Fernando Prado, da Clickbus: venda de passagens por aplicativo (Germano Luders/Exame)
Da Redação
Publicado em 2 de novembro de 2017 às 05h55.
Última atualização em 2 de novembro de 2017 às 05h55.
O mercado de transporte de passageiros passou por mudanças radicais nos últimos anos. A maior delas foi o surgimento do aplicativo Uber, mas também fazem parte do rol de transformações a multiplicação de aplicativos de táxis e de sites que permitem comparar e comprar passagens aéreas, e a criação de serviços de compartilhamento de veículos. Enquanto tudo mudava, um segmento bastante relevante desse mercado, o rodoviário, continuava funcionando da mesma maneira que operou durante décadas. Os quase 93 milhões de brasileiros que viajaram de ônibus para outra cidade ou estado no último ano, com raras exceções, foram até o guichê da rodoviária para comprar a passagem. Nada de internet ou de aplicativos para facilitar a vida ou comparar preços. Onde estavam as startups? As estratégias disruptivas? Os fundos de capital de risco dispostos a revolucionar um mercado parado no tempo? Demorou, mas as startups e os fundos finalmente viram potencial no setor rodoviário e -começaram a modernizá-lo.

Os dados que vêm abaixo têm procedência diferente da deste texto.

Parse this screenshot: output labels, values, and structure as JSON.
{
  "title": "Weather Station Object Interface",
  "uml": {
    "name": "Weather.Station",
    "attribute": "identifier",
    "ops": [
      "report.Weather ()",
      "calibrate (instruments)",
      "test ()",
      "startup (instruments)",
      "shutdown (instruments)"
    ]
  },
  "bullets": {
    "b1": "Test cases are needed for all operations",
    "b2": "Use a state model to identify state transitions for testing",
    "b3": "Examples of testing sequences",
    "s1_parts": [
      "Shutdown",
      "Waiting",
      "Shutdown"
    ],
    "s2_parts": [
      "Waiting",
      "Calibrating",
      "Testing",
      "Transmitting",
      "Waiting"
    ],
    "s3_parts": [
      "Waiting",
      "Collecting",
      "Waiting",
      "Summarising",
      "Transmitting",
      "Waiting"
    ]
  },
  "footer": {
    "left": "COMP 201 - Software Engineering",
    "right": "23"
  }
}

As duas maiores startups voltadas para esse mercado são a Clickbus e a Guichê Virtual — e elas não são novas. Surgiram em 2013 para vender passagens por aplicativos e sites, mas demoraram a encontrar um modelo que as fizesse crescer. “Os donos de empresas de ônibus eram desconfiados. Não queriam perder parte da receita vendendo de forma di-ferente”, diz Fernando Prado, presidente da Clickbus. Criada pelo fundo alemão -Rocket, a Clickbus decidiu, em 2016, tornar-se sócia das maiores empresas de ônibus do país, a JCA e a Útil, donas de várias marcas, como a Cometa e a 1001. Com isso, a empresa afirma ter vendido 1,8 milhão de passagens online em 2016, de 115 empresas (o mercado rodoviário é bastante pulverizado: ao todo, 190 companhias atuam nele). A meta é vender o dobro neste ano. Para tanto, está investindo em publici-dade, especialmente na internet e na televisão — os comerciais são estrelados pelo ator Fábio Porchat. Já a Guichê Virtual apostou na independência. Seu sócio é o fundo de capital de risco Kaszek, e a empresa desenvolveu o próprio software de vendas. “Com isso, conseguimos cobrar menos das empresas e dos consumidores”, afirma Halyson Valadão, sócio da empresa, que diz ter vendido 2 milhões de passagens no ano passado e também planeja dobrar o volume em 2017. A Guichê faz menos investimentos em publicidade: só investe para ter um bom posicionamento no site de buscas Google. As duas empresas têm concorrentes de menor porte, como a Brasil by Bus e a Rodoviária Online. Por enquanto, nenhuma dessas empresas atua em todo o país, porque é preciso fechar parcerias com as empresas de ônibus para vender suas passagens por meio de sites e aplicativos. A Guichê Virtual, por exemplo, não atende o trajeto Rio-São Paulo no momento.
REGULAÇÃO ENGESSADA
A demora na chegada das startups também se deve à regulação engessada do setor rodoviário. Até agosto deste ano, os preços eram tabelados e as empresas só podiam dar descontos nas passagens se pedissem autorização antecipada à Agência Nacional de Transportes Terrestres (ANTT), que regula viagens interestaduais. Por causa disso, os preços variavam pouco e, em rotas menos concorridas, muitos clientes acabavam preferindo comprar suas passagens pouco antes de viajar. Em agosto, a agência passou a permitir que as promoções fossem feitas e comunicadas posteriormente. Mas só é possível dar descontos pontuais. A ANTT não permite que as empresas aumentem e reduzam os preços das passagens ao longo do dia, de acordo com a oferta e a demanda, como acontece com os bilhetes aéreos. No entanto, isso mudará até 2019. Está em estudo uma mudança para permitir esses ajustes dinâmicos e a emissão de passagens eletrônicas (hoje, mesmo se a compra do bilhete for feita online, é preciso retirá-lo no guichê da rodoviária). “Recebemos a demanda das empresas e estamos migrando gradualmente para um mercado mais moderno e dinâmico”, afirma Alexandre Muñoz de Oliveira, especialista em regulação da ANTT. “Quando acontecerem, essas mudanças devem aumentar a concorrência e transformar o mercado rodoviário”, diz Gustavo Lopes, sócio da consultoria Roland Berger, que fez um estudo sobre o tema. A aposta das startups é que vale a pena investir para se tornarem conhecidas hoje, o que aumenta a chance de crescimento quando a regulação mudar. Atualmente, apenas 6% das passagens de ônibus são vendidas por meio de sites ou aplicativos — entre os bilhetes aéreos, estima-se que a taxa chegue a 80%.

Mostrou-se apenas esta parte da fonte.